What Use is Poetry, the Poet is Asking
Rachel Tzvia Back transmutes the hard and sharp facts of the world into green and gold in these poems that bristle with desperate hope. She’s always biblical to me, not just because the Galilean landscape she lives in is so like that of those old psalms, but also because she too was a mother who sent her son to war, though she sees in that son another’s son—a boy killed on a beach in far Gaza, while playing. The poet here becomes mother to both, she rises up in need to save both, to spin these new and much needed psalms. Shone upon by a tradition of humanism and compassion, Back dares to ask the famous questions first articulated by Fanny Howe: Where did the days go? Where to now?" And the last one, the one that always haunts her, throughout all the poems in this painful and wise book: “Are my children safe?” “We will need a new language,” Back warns. Good then that she’s giving it to us.

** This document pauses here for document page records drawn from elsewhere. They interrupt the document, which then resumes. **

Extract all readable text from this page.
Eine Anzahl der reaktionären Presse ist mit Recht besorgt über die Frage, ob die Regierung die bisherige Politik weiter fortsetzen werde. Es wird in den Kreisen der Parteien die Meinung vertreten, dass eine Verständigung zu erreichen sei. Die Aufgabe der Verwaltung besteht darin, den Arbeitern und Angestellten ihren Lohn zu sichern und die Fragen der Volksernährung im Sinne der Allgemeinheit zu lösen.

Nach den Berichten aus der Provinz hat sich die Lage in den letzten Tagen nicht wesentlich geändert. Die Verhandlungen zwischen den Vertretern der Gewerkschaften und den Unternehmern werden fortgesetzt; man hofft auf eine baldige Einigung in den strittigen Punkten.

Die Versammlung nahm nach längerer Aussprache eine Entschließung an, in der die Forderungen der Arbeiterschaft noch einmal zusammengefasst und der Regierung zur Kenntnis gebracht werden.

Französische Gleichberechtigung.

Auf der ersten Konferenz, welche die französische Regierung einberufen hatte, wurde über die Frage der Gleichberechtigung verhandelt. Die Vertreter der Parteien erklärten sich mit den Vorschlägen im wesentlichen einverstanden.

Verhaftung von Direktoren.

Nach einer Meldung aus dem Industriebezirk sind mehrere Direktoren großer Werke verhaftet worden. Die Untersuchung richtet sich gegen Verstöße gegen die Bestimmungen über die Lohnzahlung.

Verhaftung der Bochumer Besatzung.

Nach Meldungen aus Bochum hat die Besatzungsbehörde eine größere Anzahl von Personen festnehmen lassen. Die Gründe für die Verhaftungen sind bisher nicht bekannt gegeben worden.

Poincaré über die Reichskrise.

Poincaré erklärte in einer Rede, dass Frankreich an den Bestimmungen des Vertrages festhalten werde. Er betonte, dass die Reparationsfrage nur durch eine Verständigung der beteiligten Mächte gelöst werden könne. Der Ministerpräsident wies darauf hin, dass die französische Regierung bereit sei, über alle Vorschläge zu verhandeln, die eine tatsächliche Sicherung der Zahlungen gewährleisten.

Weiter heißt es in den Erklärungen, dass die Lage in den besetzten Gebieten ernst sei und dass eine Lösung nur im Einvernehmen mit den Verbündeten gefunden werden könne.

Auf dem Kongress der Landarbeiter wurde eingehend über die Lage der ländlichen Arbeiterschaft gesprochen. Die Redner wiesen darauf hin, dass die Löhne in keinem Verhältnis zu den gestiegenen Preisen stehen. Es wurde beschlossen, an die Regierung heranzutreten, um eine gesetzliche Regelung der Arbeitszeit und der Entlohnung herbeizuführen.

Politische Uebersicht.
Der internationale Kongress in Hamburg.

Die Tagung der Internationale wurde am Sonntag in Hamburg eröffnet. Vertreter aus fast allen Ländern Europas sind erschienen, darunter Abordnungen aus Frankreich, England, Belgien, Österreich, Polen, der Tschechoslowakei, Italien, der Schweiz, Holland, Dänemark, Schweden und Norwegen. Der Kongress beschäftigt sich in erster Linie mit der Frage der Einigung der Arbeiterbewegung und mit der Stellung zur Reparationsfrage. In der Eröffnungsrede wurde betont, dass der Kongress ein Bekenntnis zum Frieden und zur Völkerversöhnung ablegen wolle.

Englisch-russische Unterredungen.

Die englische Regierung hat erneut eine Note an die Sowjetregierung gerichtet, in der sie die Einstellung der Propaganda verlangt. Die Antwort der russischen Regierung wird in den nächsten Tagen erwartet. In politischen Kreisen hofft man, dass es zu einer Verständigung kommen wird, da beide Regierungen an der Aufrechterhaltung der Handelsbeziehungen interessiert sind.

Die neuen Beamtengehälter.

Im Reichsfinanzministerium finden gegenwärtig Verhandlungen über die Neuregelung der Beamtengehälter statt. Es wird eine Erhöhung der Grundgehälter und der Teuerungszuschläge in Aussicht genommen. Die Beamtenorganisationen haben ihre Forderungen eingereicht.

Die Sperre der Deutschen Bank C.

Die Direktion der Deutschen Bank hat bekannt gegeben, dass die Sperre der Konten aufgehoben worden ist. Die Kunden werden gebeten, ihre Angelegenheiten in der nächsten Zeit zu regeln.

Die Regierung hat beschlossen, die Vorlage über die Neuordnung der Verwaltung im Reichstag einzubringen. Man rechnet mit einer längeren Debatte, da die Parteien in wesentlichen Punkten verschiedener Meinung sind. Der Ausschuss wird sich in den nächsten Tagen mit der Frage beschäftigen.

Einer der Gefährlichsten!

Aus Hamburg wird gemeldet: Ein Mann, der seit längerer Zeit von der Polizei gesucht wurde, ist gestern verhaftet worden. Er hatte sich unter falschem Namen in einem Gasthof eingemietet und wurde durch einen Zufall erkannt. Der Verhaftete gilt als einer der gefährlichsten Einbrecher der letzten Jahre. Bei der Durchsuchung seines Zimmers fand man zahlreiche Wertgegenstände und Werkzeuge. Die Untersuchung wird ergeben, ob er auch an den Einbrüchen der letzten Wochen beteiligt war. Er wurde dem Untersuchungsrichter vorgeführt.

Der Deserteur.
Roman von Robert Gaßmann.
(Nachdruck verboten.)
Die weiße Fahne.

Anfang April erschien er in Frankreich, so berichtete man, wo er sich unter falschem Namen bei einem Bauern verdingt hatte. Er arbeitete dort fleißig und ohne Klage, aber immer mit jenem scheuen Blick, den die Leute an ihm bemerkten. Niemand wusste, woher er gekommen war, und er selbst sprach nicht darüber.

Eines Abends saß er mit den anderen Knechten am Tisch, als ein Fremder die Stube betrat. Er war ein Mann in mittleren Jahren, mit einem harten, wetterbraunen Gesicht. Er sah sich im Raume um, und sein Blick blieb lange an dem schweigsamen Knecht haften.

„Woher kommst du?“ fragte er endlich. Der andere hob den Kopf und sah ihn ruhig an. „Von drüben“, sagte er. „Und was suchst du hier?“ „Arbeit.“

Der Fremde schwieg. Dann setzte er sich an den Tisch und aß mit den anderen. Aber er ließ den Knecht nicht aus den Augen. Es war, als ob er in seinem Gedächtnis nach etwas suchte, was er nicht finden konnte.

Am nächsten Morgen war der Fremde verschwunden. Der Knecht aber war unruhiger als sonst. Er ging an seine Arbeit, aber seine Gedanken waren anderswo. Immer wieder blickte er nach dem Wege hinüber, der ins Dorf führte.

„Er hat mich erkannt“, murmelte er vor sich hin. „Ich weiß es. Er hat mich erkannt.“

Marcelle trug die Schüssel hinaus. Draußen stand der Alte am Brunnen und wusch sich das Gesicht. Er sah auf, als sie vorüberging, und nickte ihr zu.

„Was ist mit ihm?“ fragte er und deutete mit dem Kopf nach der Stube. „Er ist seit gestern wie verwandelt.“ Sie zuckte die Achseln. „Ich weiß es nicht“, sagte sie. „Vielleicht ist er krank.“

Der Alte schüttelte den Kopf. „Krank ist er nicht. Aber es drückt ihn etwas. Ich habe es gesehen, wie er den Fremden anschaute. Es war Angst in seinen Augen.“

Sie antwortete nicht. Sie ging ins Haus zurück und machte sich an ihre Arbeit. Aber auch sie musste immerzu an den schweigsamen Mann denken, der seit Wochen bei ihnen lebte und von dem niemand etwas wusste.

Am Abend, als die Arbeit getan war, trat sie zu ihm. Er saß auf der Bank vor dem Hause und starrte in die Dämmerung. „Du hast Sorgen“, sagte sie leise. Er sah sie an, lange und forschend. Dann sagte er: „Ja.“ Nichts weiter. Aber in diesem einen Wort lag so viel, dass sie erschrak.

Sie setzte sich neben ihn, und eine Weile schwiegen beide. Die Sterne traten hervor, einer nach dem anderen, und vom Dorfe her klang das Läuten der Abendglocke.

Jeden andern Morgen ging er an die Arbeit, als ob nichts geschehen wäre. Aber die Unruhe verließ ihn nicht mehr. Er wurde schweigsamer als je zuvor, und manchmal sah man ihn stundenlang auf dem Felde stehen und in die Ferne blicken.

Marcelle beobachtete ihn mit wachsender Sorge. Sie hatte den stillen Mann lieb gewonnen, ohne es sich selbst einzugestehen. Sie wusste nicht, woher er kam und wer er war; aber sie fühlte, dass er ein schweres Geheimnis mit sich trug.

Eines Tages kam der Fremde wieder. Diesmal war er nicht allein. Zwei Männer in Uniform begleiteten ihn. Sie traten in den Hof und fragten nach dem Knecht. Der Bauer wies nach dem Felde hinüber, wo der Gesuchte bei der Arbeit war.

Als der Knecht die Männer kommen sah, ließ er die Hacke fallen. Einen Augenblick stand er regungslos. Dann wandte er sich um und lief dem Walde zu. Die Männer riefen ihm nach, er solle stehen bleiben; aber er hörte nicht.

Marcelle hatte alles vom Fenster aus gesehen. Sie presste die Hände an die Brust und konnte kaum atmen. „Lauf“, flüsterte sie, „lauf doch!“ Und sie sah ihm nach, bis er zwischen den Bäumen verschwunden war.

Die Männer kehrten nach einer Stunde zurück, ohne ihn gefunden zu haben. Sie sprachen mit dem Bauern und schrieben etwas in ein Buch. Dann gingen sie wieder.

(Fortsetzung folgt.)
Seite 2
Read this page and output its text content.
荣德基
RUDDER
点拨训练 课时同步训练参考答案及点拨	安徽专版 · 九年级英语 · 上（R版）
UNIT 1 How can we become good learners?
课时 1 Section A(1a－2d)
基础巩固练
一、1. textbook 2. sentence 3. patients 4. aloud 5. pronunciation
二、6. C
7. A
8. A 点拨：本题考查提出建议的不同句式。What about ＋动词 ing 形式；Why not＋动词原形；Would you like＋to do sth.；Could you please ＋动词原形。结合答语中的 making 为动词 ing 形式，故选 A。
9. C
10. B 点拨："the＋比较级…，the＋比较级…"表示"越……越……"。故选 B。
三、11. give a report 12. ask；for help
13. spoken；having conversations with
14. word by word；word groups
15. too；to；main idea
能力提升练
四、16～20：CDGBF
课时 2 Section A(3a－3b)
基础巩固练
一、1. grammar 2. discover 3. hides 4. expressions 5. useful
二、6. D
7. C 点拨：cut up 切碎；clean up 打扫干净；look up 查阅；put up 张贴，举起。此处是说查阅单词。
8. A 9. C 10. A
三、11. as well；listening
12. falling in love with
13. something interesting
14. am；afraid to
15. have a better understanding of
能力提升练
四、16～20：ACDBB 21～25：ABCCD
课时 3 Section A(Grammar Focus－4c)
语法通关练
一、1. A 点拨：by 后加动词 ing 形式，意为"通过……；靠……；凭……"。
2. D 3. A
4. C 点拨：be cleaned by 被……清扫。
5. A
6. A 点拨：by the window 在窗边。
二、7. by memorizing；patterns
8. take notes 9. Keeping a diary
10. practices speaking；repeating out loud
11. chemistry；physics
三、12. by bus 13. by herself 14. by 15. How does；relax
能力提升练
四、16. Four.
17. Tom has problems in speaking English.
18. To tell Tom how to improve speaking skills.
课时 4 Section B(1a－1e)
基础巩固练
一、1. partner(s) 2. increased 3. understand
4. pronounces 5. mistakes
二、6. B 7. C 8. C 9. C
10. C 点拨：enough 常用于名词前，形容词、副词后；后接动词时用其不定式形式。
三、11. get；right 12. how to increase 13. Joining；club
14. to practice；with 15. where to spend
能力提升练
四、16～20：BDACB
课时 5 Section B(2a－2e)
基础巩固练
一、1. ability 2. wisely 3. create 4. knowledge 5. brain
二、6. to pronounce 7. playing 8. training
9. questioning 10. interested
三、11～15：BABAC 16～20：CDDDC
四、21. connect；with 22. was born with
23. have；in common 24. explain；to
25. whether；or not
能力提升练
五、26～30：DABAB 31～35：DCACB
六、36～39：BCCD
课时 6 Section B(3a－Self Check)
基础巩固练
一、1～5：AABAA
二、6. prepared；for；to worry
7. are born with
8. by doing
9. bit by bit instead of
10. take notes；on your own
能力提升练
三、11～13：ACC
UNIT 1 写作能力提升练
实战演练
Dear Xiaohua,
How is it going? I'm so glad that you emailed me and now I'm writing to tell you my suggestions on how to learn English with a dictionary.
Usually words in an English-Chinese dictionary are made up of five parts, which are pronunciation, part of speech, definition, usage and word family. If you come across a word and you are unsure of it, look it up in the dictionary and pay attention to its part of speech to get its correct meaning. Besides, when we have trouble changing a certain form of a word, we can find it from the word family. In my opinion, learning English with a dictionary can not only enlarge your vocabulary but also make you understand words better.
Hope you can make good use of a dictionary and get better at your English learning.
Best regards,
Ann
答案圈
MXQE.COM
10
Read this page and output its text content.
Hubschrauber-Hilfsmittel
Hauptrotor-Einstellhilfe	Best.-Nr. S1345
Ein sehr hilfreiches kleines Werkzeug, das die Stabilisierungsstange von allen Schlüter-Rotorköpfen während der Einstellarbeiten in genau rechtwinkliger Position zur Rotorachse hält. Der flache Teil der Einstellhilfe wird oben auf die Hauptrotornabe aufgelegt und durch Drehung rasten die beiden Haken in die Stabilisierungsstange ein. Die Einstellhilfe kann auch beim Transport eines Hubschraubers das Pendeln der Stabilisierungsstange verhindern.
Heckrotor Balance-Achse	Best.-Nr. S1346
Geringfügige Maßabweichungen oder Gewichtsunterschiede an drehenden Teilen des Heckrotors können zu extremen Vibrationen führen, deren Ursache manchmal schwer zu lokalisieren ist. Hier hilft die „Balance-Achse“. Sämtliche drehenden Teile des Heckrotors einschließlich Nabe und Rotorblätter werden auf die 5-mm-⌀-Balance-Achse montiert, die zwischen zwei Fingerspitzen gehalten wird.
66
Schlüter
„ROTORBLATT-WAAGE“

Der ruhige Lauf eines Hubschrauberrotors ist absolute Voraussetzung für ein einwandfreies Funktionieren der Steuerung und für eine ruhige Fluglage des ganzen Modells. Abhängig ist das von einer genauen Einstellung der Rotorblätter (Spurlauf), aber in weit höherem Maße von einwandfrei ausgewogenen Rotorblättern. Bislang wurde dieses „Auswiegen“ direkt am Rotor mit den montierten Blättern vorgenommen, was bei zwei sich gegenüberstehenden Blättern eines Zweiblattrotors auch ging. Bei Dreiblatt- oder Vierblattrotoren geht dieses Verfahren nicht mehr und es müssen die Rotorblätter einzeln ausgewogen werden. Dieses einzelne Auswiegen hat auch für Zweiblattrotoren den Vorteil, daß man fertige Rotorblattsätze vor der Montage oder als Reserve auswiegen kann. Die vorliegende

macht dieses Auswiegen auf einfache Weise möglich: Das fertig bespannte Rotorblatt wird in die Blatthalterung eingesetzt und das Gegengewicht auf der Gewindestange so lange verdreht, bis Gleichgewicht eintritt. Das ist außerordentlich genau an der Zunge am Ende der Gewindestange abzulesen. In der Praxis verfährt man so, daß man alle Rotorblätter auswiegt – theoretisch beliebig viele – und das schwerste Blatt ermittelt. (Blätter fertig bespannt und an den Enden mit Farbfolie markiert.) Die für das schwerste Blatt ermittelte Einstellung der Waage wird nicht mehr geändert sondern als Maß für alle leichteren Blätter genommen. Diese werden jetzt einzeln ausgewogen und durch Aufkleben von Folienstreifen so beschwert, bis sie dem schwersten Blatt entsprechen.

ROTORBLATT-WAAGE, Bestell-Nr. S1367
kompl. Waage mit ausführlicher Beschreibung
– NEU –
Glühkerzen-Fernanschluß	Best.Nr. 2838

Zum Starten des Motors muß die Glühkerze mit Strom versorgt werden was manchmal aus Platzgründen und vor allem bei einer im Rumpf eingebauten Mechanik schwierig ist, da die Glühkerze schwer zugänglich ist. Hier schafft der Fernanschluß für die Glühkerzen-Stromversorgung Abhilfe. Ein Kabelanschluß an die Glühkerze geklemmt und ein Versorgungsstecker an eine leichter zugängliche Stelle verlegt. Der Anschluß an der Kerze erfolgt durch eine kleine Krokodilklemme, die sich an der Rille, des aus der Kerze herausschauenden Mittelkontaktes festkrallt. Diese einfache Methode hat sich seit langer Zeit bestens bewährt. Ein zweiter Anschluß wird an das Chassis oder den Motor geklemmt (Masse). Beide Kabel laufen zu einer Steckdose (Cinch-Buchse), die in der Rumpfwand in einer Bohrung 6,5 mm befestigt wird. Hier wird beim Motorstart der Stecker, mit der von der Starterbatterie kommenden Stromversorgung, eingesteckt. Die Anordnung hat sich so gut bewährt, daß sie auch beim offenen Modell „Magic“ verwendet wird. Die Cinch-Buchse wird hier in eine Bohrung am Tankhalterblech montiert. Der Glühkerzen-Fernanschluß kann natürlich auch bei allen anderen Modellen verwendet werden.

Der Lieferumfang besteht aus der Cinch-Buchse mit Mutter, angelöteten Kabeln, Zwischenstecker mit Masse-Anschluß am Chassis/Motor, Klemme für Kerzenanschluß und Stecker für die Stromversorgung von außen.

“What Use is Poetry, the Poet is Asking,” and the book itself is the answer: Poetry – this poetry – is necessary, irreplaceable, urgent. This is the best work of an important Israeli-American poet, translator, peace activist and scholar who reminds us, through the courageous beauty of her poems, that not to be political in these times is to collaborate with the forces of darkness. And what is political for Back couldn’t be more intensely personal, as the mother of an air-force paramedic who suffers from PTSD. Narrating the endless cycle of violence of her region, Back’s poems protest, grieve, and rescue language from its political and commercial appropriations. Throughout she adopts the irreverent tradition of textual allusion in Jewish poetry, allowing herself to radically rewrite the Hebrew Bible, from Genesis to Psalms, and feminize the Jewish liturgy. This is one of the best new books of poetry I have read in recent years!